Voor een 2-fase kookplaat heb je een zogenoemde perilex-stekker nodig, met vijf pinnen. Die zie je vooral bij iets krachtigere inductiekookplaten. Meestal worden dit soort kookplaten zonder stekker geleverd, en is het slim om een elektricien in te schakelen voor de installatie. Het benodigde vermogen ligt tussen de 3681 en 7360 watt.

Een 3-fase kookplaat vraagt nog meer stroom en werkt op krachtstroom. Ook hier gebruik je een perilex-stekker met vijf pinnen, maar je moet wel eerst controleren of je meterkast daar op is voorbereid. De aansluitwaarde ligt boven de 7360 watt en het is belangrijk dat de aansluiting klopt – anders werkt de kookplaat niet of loop je zelfs risico op overbelasting. Laat dit daarom bij voorkeur aan een vakman over.

©vectorizer88 - stock.adobe.com

Een kookplaat voor 1- en 2-fase

Je kunt ook kiezen voor een kookplaat met powermanagement. Dat is een kookplaat die je op een normaal stopcontact of op een perilex-stopcontact aansluit. Deze kookplaat kun je in de toekomst uitbreiden, als je dat wilt, maar hiervoor hoef je nu nog niet meteen de aanpassingen in de meterkast en aansluiting door te voeren. Als je wel de aanpassingen in de meterkast laat doen, heb je profijt van de kracht van een 2-fase kookplaat.

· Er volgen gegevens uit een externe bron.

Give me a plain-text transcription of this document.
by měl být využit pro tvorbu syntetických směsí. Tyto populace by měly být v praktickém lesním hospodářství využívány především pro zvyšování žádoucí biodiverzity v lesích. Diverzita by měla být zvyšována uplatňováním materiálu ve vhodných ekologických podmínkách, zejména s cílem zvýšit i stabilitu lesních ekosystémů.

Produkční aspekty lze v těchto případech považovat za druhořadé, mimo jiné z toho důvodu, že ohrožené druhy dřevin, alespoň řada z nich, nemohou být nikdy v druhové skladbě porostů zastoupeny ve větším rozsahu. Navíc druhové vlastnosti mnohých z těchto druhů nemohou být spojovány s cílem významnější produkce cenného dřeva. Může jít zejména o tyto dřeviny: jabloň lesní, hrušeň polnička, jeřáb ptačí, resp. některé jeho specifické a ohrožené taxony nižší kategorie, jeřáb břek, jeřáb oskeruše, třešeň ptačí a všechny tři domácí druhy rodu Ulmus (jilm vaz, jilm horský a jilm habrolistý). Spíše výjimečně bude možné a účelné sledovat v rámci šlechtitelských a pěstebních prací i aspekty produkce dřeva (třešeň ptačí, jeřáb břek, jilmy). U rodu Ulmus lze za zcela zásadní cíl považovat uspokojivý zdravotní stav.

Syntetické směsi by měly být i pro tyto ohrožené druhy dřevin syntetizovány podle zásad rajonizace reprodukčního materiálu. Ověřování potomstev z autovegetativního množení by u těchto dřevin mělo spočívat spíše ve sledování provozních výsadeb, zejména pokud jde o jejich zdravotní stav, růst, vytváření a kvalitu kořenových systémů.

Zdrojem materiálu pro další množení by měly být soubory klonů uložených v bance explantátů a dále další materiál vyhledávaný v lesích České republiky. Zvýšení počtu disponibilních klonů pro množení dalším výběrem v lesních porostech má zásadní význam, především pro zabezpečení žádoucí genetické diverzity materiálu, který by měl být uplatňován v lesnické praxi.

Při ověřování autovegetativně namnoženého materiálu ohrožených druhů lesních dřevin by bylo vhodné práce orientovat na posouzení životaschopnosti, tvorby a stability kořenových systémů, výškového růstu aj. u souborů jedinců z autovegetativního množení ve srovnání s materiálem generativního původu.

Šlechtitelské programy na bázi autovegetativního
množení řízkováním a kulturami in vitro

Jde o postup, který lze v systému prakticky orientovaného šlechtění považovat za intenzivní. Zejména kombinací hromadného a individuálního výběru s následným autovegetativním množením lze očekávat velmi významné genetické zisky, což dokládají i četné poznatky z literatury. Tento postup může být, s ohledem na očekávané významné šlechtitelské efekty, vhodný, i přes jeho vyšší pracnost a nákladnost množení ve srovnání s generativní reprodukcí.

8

Hoe weet je welke kookplaat bij je keuken past?

Wat je kunt aansluiten, hangt af van het type stopcontact in je keuken. Heb je een standaard wandcontactdoos met twee gaten? Dan past daar alleen een 1-fase kookplaat op. Die worden meestal geleverd met stekker en snoer, zodat je hem meteen kunt gebruiken.

Zie je een perilex-stopcontact (met vijf gaten)? Dan is je keuken in principe geschikt voor een 2- of 3-fase kookplaat. Alleen weet je dan nog niet of je meterkast daadwerkelijk drie fasen aankan. Dat kun je op twee manieren controleren: met een multimeter of door in je meterkast te kijken.

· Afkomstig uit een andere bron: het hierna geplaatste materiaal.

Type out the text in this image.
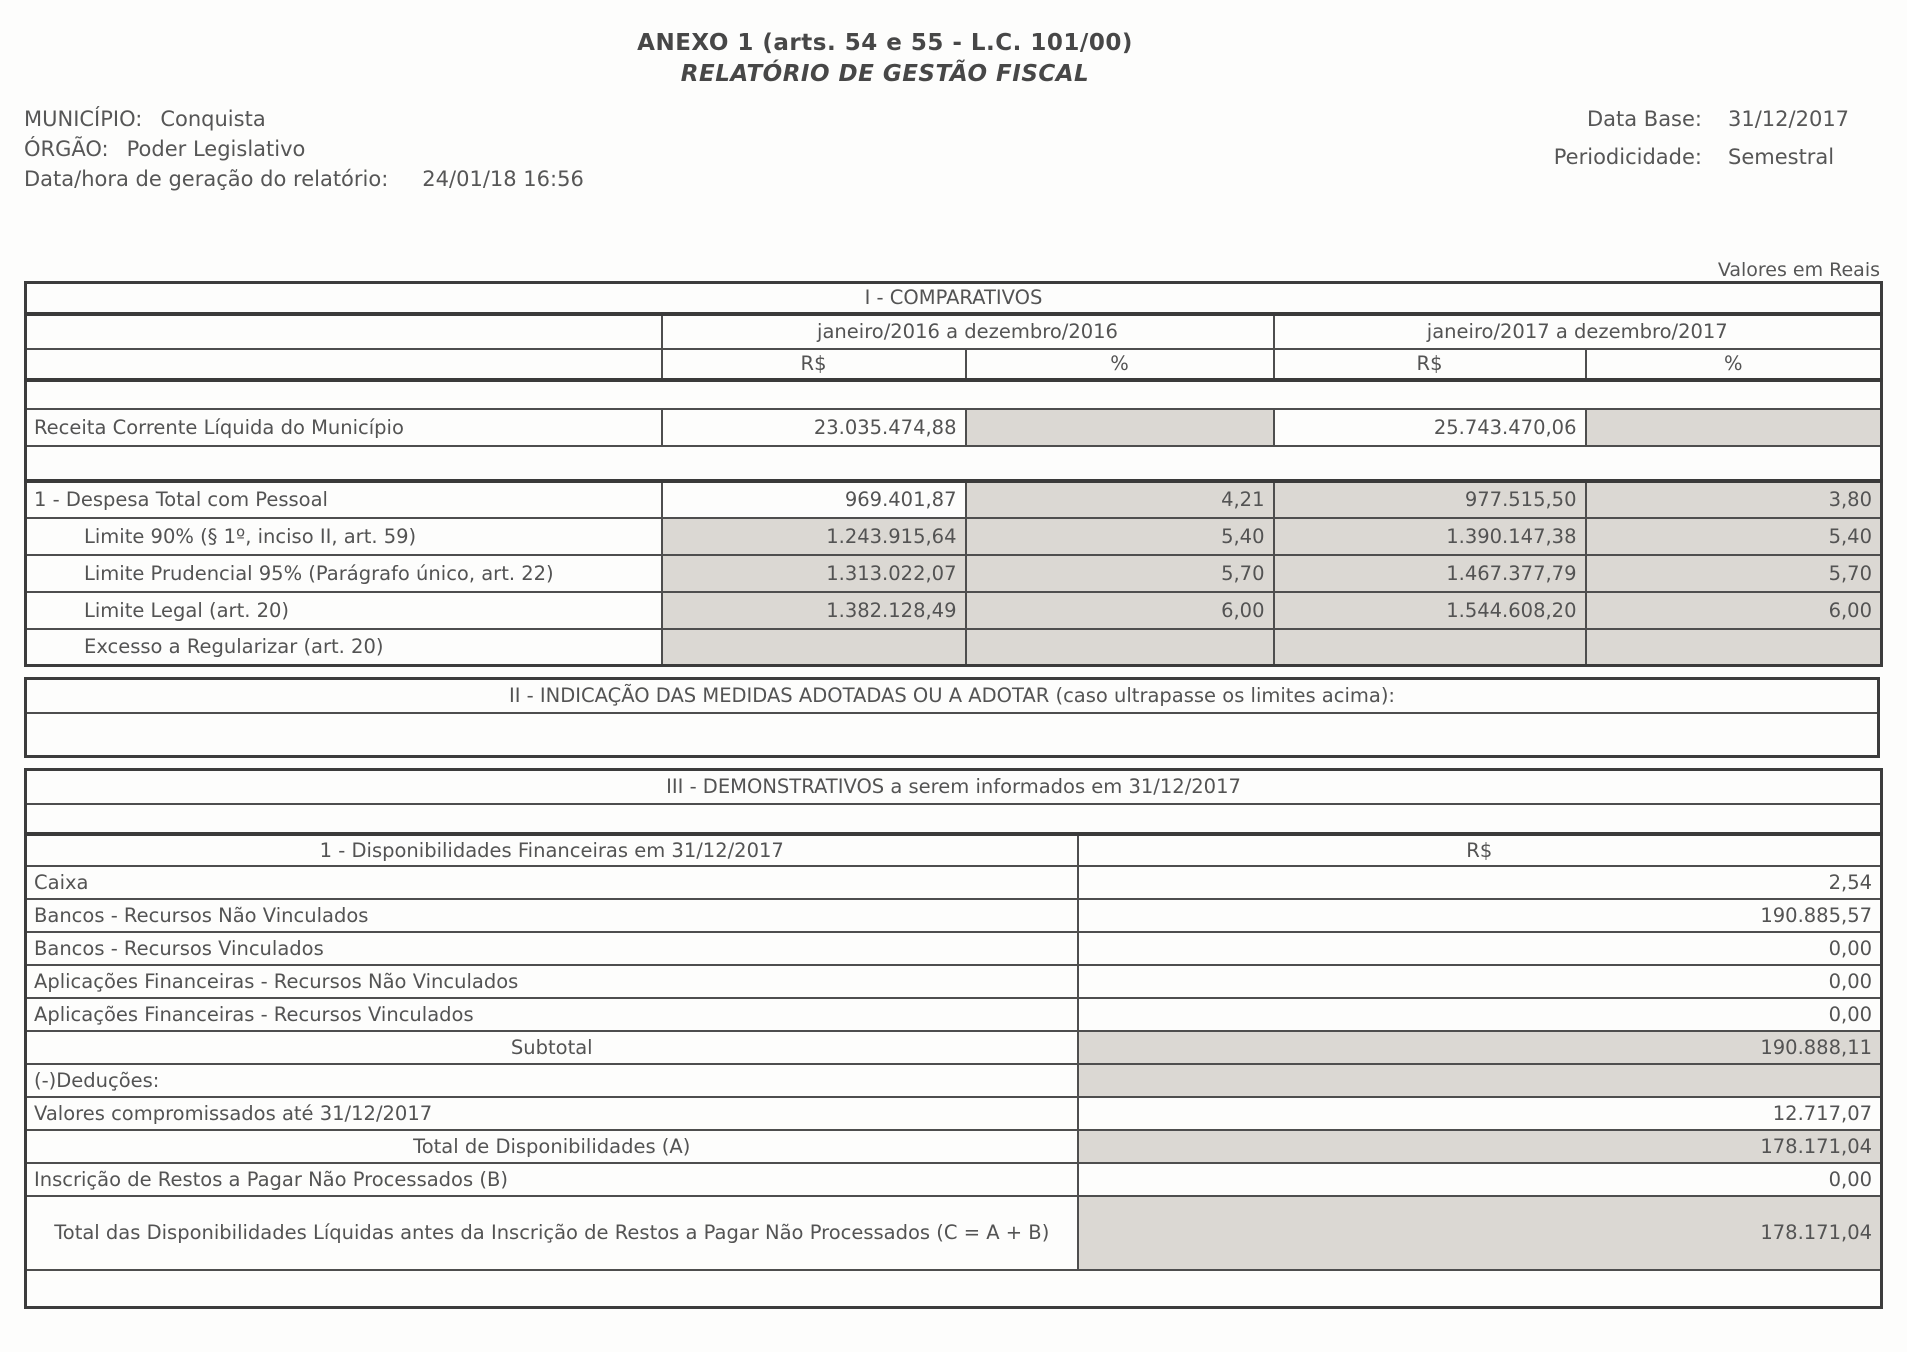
ANEXO 1 (arts. 54 e 55 - L.C. 101/00)
RELATÓRIO DE GESTÃO FISCAL
MUNICÍPIO: Conquista
ÓRGÃO: Poder Legislativo
Data/hora de geração do relatório: 24/01/18 16:56
Data Base:	31/12/2017
Periodicidade:	Semestral
Valores em Reais
I - COMPARATIVOS				
	janeiro/2016 a dezembro/2016		janeiro/2017 a dezembro/2017	
	R$	%	R$	%

Receita Corrente Líquida do Município	23.035.474,88		25.743.470,06	

1 - Despesa Total com Pessoal	969.401,87	4,21	977.515,50	3,80
Limite 90% (§ 1º, inciso II, art. 59)	1.243.915,64	5,40	1.390.147,38	5,40
Limite Prudencial 95% (Parágrafo único, art. 22)	1.313.022,07	5,70	1.467.377,79	5,70
Limite Legal (art. 20)	1.382.128,49	6,00	1.544.608,20	6,00
Excesso a Regularizar (art. 20)				
II - INDICAÇÃO DAS MEDIDAS ADOTADAS OU A ADOTAR (caso ultrapasse os limites acima):

III - DEMONSTRATIVOS a serem informados em 31/12/2017	

1 - Disponibilidades Financeiras em 31/12/2017	R$
Caixa	2,54
Bancos - Recursos Não Vinculados	190.885,57
Bancos - Recursos Vinculados	0,00
Aplicações Financeiras - Recursos Não Vinculados	0,00
Aplicações Financeiras - Recursos Vinculados	0,00
Subtotal	190.888,11
(-)Deduções:	
Valores compromissados até 31/12/2017	12.717,07
Total de Disponibilidades (A)	178.171,04
Inscrição de Restos a Pagar Não Processados (B)	0,00
Total das Disponibilidades Líquidas antes da Inscrição de Restos a Pagar Não Processados (C = A + B)	178.171,04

Zo check je de aansluiting met een multimeter

Heb je een multimeter in huis? Dan kun je precies meten hoeveel fasen je aansluiting ondersteunt. Teken op een papier het patroon van het perilex-stopcontact en noteer per gat wat je meet. Prik met één pin in het middelste gat (de aarde) en meet met de andere pin de overige vier. Krijg je twee keer 230 volt en twee keer 0? Dan heb je een 2-fase aansluiting. Meet je drie keer 230 volt en één keer 0? Dan is het een 3-fase aansluiting. Label de gaten met ‘L’ voor stroom en ‘N’ voor nul, zodat je straks precies weet wat waar hoort.

©Dmitriy

Voordat je een kookplaat aanschaft, check je eerst de nismaat van je aanrechtblad. Meet met een rolmaat eerst de nis op in het aanrechtblad. Doe dit voor de breedte, de diepte en de hoogte. Komen de afmetingen niet overeen met de kookplaat die je graag wilt? Kijk dan of je het aanrechtblad kunt aanpassen.

Geen multimeter? Kijk in de meterkast

Heb je geen meetapparatuur? Dan kun je in de meterkast zien hoeveel fasen er beschikbaar zijn. Bij een 2-fase aansluiting zie je twee gekoppelde groepen met een hendel ertussen. Zie je vier gekoppelde groepen? Dan is er krachtstroom aanwezig en kun je dus ook een 3-fase kookplaat aansluiten – mits het stopcontact daar geschikt voor is.

©auremar

Zelf een kookplaat aansluiten

Ga je zelf aan de slag? Dan is het belangrijk dat je weet wat je doet. Elektriciteit is geen speelgoed, dus bij twijfel: bel een vakman. Heb je een 1-fase kookplaat met powermanagement die je op een normaal stopcontact wilt aansluiten? Dan moet je deze eerst correct instellen.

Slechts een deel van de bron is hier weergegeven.